Different Strokes

It’s been a very long time since I did a UK v. US book cover post, but the contrast between these covers grabbed my attention.

So, Connie Willis’s CROSSTALK – UK cover on the left, US on the right.

I’d seen the US cover around previously, and thought it was an interesting choice for an SF book; it reminded me of YA romance (for instance, Julie Cross’s TEMPEST) so my guess was that the publisher was trying to widen the audience for this book.  The UK cover, on the other hand, comes across as much more retro and adult, and if I’d seen this in the New Releases section of the bookstore, I’m not sure I’d have connected it with SF if it wasn’t for Connie Willis’s name.

Even the back cover copy gives out different vibes – here’s the UK copy:

Briddey is about to get exactly what she thinks she wants . . .

Briddey is a high-powered exec in the mobile phone industry, overseeing new products from concept (‘anything to beat the new apple phone’) to delivery. And she works with her wonderful partner, Trent. They’ve been together for six magical weeks, in a whirlwind of flowers, dinners, laughter and now comes the icing on the cake: not a weekend away or a proposal but something even better. An EDD. A procedure which will let them sense each other’s feelings. Trent doesn’t just want to tell her how much he loves her – he wants her to feel it.

The trouble is, Briddey can’t breathe a word of it to anyone (difficult, when the wholeoffice is guessing) until she’s had two minutes to call her family. And they’re hounding her about the latest family drama.

The race is on: not just for new, cutting-edge technology, but also for a shred of privacy in a public world and – for Briddey – a chance for love at the heart of it all.

And then the US version:

In the not-too-distant future, a simple outpatient procedure to increase empathy between romantic partners has become all the rage. And Briddey Flannigan is delighted when her boyfriend, Trent, suggests undergoing the operation prior to a marriage proposal—to enjoy better emotional connection and a perfect relationship with complete communication and understanding. But things don’t quite work out as planned, and Briddey finds herself connected to someone else entirely—in a way far beyond what she signed up for.

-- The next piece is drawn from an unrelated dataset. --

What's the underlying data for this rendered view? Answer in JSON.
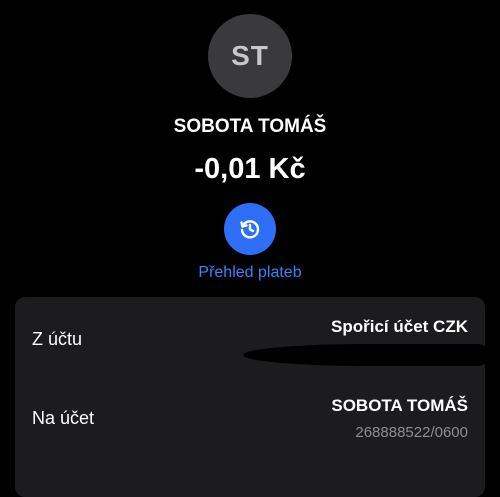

It is almost more than she can handle—especially when the stress of managing her all-too-eager-to-communicate-at-all-times family is already burdening her brain. But that’s only the beginning. As things go from bad to worse, she begins to see the dark side of too much information, and to realize that love—and communication—are far more complicated than she ever imagined.

The UK version feels a bit chicklit (SF-style) to me, while the US one reads both younger and more romance-y.

What do you think?

(I should say that the UK cover came to my attention because of a Goodreads giveaway email – it’s here if you’re interested in entering, UK-only though).


11 thoughts on “Different Strokes

  1. Your observations are spot-on. I would say the UK cover is definitively more mature, but it might have missed the brief if it had to convey the SF aspect of the book. I also find the UK blurb a bit confusing. I like that it gives background details on the heroine, but it’s hard to understand what the whole experimentation is about. Plus, it leaves out the biggest catch – Briddey ends up connecting with someone else.

    While it looks more YA, I guess I connect more with the US cover and blurb.

    • I feel like each publisher was going after completely different audiences – the UK publisher is targeting a non-genre adult audience, while the US one is going after the YA romance crowd…

      I noticed that about the blurb, maybe the UK publisher deemed it a spoiler! I agree that was the most intriguing piece.

      • It seems to me you’re right, both publishers had different vision for this book. I wonder if we’ll ever know who was right? LOL.

      • Well, the UK publisher, Gollancz, is one of the bigger SFF houses here, so they must know the local market well…

        The US publisher is Del Rey, I may go and check out some of their recent covers to see if they’re of a similar vein.

  2. Wow! I hadn’t seen the UK cover or blurb. I really like so many of Connie Willis’ books, but I didn’t like the cover or blurb on the US book very much–seemed more a romance that SF. If I’d seen the UK version first I wouldn’t have even thought SF so probably wouldn’t have picked up the book based on cover or blurb.

    • They’re really different, right?

      I’ve not read any of her books before, though she’s firmly on my to-read list. Must bump her up my list now that you’ve said that!

  3. Ooh, that is interesting. The US cover is so much softer – definitely going for the romance angle! I wonder…
    Thanks for the heads-up re the giveaway, btw – I’ve entered. Love Connie Willis.